A nova abordagem, detestada por Snow, traz batidas de hip hop, samples e climas de seriados dos anos 70. Além deles, a coletânea - expressão apropriada para definir essa e a maioria das trilhas atuais - reúne nomes famosos como Sting e The Cure e outros nem tanto como Tonic e Better Than Ezra. The Cure paga um mico incorporando batidinha dançante inofensiva na linha Pet Shop Boys.
Bjork é um dos destaques com Hunter, faixa que abre seu último álbum combinando batidas marciais eletrônicas e orquestração. The Filter injeta peso em One. Noel Gallagher, do Oasis, comete extravagância em Teotihuacan trocando a guitarra por piano e batidas trip hop. Foo Fighters amacia o barulho com uma babinha romântica, gênero reiterado pela banda nas trilhas de Godzilla e Scream - 2.
A continuar assim, a banda brevemente lança uma compilação de suas músicas incluídas em trilhas. Em Godzilla, o Foo Fighters ressurge como que pisoteado - junto com o restante da elenco do disco - pelo célebre lagartão. Anêmicas em sua maioria, as faixas se arrastam pedindo para serem eliminadas.
Entre mortos e feridos, no meio dos quais se encontram Green Day, Silverchair, Jamiroquai e a parceria Puff Daddy e Jimmy Page, safam-se a cover do The Wallflowers para Heroes (memorável canção de David Bowie que já havia recebido uma releitura do Oasis no ano passado) e a paulada raivosa desfechada pelo Rage Against The Machine em No Shelter.

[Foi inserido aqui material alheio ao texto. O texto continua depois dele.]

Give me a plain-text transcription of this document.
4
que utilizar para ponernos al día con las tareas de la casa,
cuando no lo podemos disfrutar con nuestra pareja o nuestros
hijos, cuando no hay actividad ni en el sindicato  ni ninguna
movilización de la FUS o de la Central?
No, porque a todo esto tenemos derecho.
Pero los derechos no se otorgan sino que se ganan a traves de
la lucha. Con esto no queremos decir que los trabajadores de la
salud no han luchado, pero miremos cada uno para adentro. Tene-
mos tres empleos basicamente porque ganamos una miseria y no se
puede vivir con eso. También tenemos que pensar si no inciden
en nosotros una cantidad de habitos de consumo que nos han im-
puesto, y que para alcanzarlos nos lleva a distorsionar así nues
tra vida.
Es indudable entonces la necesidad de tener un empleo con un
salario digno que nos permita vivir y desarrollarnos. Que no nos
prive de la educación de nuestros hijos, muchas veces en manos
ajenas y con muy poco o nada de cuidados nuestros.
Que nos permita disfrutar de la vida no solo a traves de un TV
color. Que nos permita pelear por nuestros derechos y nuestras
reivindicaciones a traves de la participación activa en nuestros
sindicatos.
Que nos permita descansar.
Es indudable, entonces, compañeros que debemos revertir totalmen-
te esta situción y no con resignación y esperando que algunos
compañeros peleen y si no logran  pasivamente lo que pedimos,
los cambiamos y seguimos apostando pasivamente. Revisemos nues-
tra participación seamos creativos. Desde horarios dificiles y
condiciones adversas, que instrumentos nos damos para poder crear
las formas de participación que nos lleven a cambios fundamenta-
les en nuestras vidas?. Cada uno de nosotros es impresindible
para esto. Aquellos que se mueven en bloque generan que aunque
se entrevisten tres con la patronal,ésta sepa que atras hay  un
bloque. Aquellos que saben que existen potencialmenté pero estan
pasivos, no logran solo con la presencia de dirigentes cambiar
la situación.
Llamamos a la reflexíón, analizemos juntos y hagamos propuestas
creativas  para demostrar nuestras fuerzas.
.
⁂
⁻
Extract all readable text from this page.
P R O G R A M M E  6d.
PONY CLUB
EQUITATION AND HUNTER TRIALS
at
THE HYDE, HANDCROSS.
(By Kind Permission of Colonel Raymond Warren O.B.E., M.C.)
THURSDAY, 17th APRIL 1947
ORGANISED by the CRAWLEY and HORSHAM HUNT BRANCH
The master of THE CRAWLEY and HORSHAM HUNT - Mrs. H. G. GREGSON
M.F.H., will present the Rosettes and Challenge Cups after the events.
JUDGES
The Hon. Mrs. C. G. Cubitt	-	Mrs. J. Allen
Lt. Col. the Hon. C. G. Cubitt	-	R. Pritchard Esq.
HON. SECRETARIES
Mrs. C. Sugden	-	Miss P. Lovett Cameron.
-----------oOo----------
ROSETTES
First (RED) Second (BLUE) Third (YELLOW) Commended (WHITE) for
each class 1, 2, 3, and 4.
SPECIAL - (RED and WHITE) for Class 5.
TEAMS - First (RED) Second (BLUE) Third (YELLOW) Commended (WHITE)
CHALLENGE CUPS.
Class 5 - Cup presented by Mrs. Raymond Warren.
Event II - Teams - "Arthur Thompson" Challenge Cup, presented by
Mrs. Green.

A coisa não melhora na trilha de Scream - 2, um disco típico para ser arremessado em sacos de lixo em dias de mudança de casa, quando se pretende transportar apenas o essencial. Em meio ao desolador panorama geral, o bardo Nick Caves acompanhado pelos Bad Seeds e a banda Eels até que fornecem algum alento com as respectivas faixas Red Right Hand e Your Luke Day In Hell. Merecem vaias gerais Collective Soul, Dave Mathews Band, Everclear e todo o bando restante.
Menos ruim, a trilha de Perdidos no Espaço envereda pelas tendências eletrônicas, priorizando a chamada BigBeat. Isso na primeira parte do disco, já que a outra registra as passagens instrumentais do filme com assinatura de Bruce Broughton.
Um bom time desfila pelas faixas, entre as quais despontam Busy Child da dupla The Crystal Method; Will & Pennys Theme do trio Apollo 440; e Songs for Penny da também dupla Death in Vegas. Não que seja a oitava maravilha, mas Perdidos no Espaço pelo menos sugere menos ecletismo na escalação dos artistas e no repertório.
Já houve época em que trilhas de filmes mereciam um lugar privilegiado na estante, atraíam colecionadores e faziam parte da cultura de cinéfilos. Hoje, inundam as prateleiras das lojas como reféns das regras do mercado. Ao público, resta a opção de engolir ou não coletâneas sem critérios.